Typical symptoms of Epstein-Barr infections, commonly known as mononucleosis, include swollen neck glands, muscle aches, fever, sore throat and rash, according to WebMD. Inappetence and fatigue are often present. The spleen and liver may be enlarged, and the tonsils may have pale discolorations.
Blood tests are used to determine if antibodies or white blood cells are present, indicating the individual’s immune system is attempting to fight off the virus, states WebMD. The fatigue caused by mononucleosis may last for months, although the individual usually feels better within a month. In rare cases, the Epstein-Barr virus causes Guillain-Barre syndrome; Burkitt's lymphoma; certain cancers of the nose and throat; and diarrhea and ear infections in children.

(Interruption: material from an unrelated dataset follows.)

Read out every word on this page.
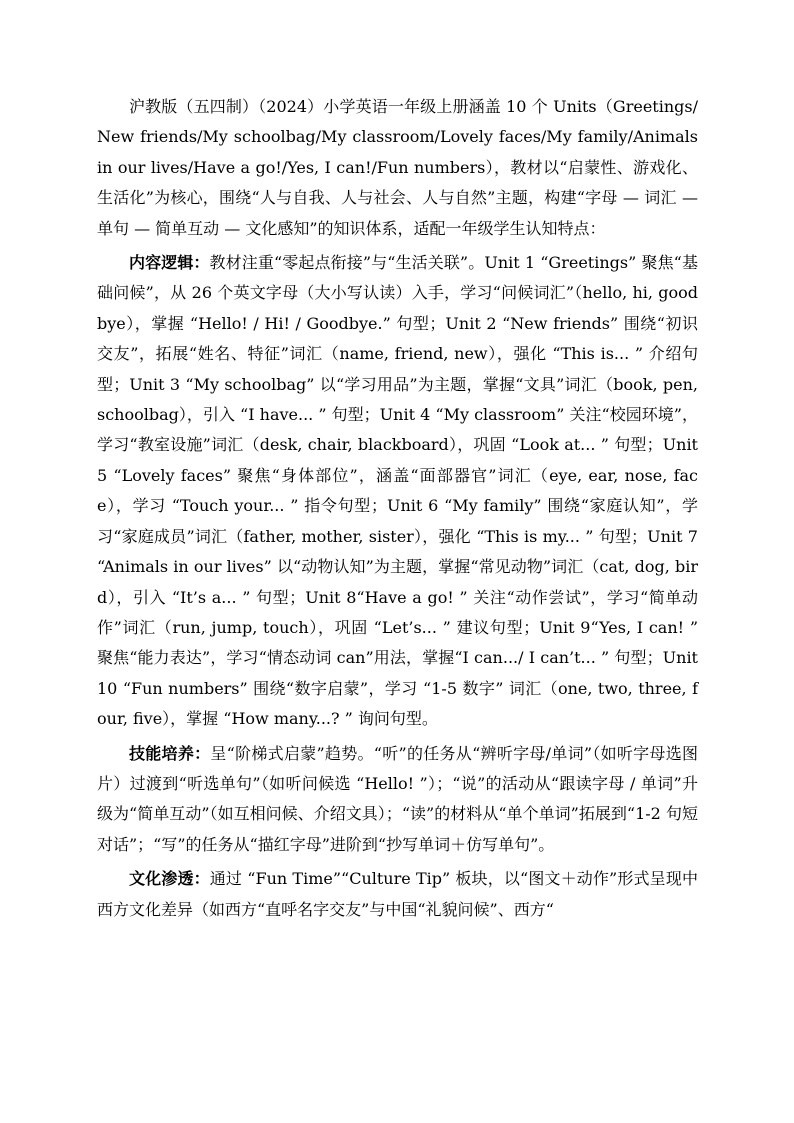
沪教版（五四制）（2024）小学英语一年级上册涵盖 10 个 Units（Greetings/New friends/My schoolbag/My classroom/Lovely faces/My family/Animals in our lives/Have a go!/Yes, I can!/Fun numbers），教材以“启蒙性、游戏化、生活化”为核心，围绕“人与自我、人与社会、人与自然”主题，构建“字母 — 词汇 — 单句 — 简单互动 — 文化感知”的知识体系，适配一年级学生认知特点：

内容逻辑：教材注重“零起点衔接”与“生活关联”。Unit 1 “Greetings” 聚焦“基础问候”，从 26 个英文字母（大小写认读）入手，学习“问候词汇”（hello, hi, goodbye），掌握 “Hello! / Hi! / Goodbye.” 句型；Unit 2 “New friends” 围绕“初识交友”，拓展“姓名、特征”词汇（name, friend, new），强化 “This is... ” 介绍句型；Unit 3 “My schoolbag” 以“学习用品”为主题，掌握“文具”词汇（book, pen, schoolbag），引入 “I have... ” 句型；Unit 4 “My classroom” 关注“校园环境”，学习“教室设施”词汇（desk, chair, blackboard），巩固 “Look at... ” 句型；Unit 5 “Lovely faces” 聚焦“身体部位”，涵盖“面部器官”词汇（eye, ear, nose, face），学习 “Touch your... ” 指令句型；Unit 6 “My family” 围绕“家庭认知”，学习“家庭成员”词汇（father, mother, sister），强化 “This is my... ” 句型；Unit 7 “Animals in our lives” 以“动物认知”为主题，掌握“常见动物”词汇（cat, dog, bird），引入 “It’s a... ” 句型；Unit 8“Have a go! ” 关注“动作尝试”，学习“简单动作”词汇（run, jump, touch），巩固 “Let’s... ” 建议句型；Unit 9“Yes, I can! ” 聚焦“能力表达”，学习“情态动词 can”用法，掌握“I can.../ I can’t... ” 句型；Unit 10 “Fun numbers” 围绕“数字启蒙”，学习 “1-5 数字” 词汇（one, two, three, four, five），掌握 “How many...? ” 询问句型。

技能培养：呈“阶梯式启蒙”趋势。“听”的任务从“辨听字母/单词”（如听字母选图片）过渡到“听选单句”（如听问候选 “Hello! ”）；“说”的活动从“跟读字母 / 单词”升级为“简单互动”（如互相问候、介绍文具）；“读”的材料从“单个单词”拓展到“1-2 句短对话”；“写”的任务从“描红字母”进阶到“抄写单词＋仿写单句”。

文化渗透：通过 “Fun Time”“Culture Tip” 板块，以“图文＋动作”形式呈现中西方文化差异（如西方“直呼名字交友”与中国“礼貌问候”、西方“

Epstein-Barr virus is contained in saliva and spread between an infected individual and others who share items contaminated with the virus-laden saliva, explains WebMD. It can also be transmitted during an organ transplant, blood transfusion and sexual intercourse. Many people have the Epstein-Barr virus but are asymptomatic. Because the virus remains in the blood long after an infected person recovers, the contagious factors are still operative, and it is possible to transmit the virus while showing no symptoms of an active infection. No medicinal cure exists for mononucleosis. Rest, hydration and painkillers are the recommended treatments for easing symptoms.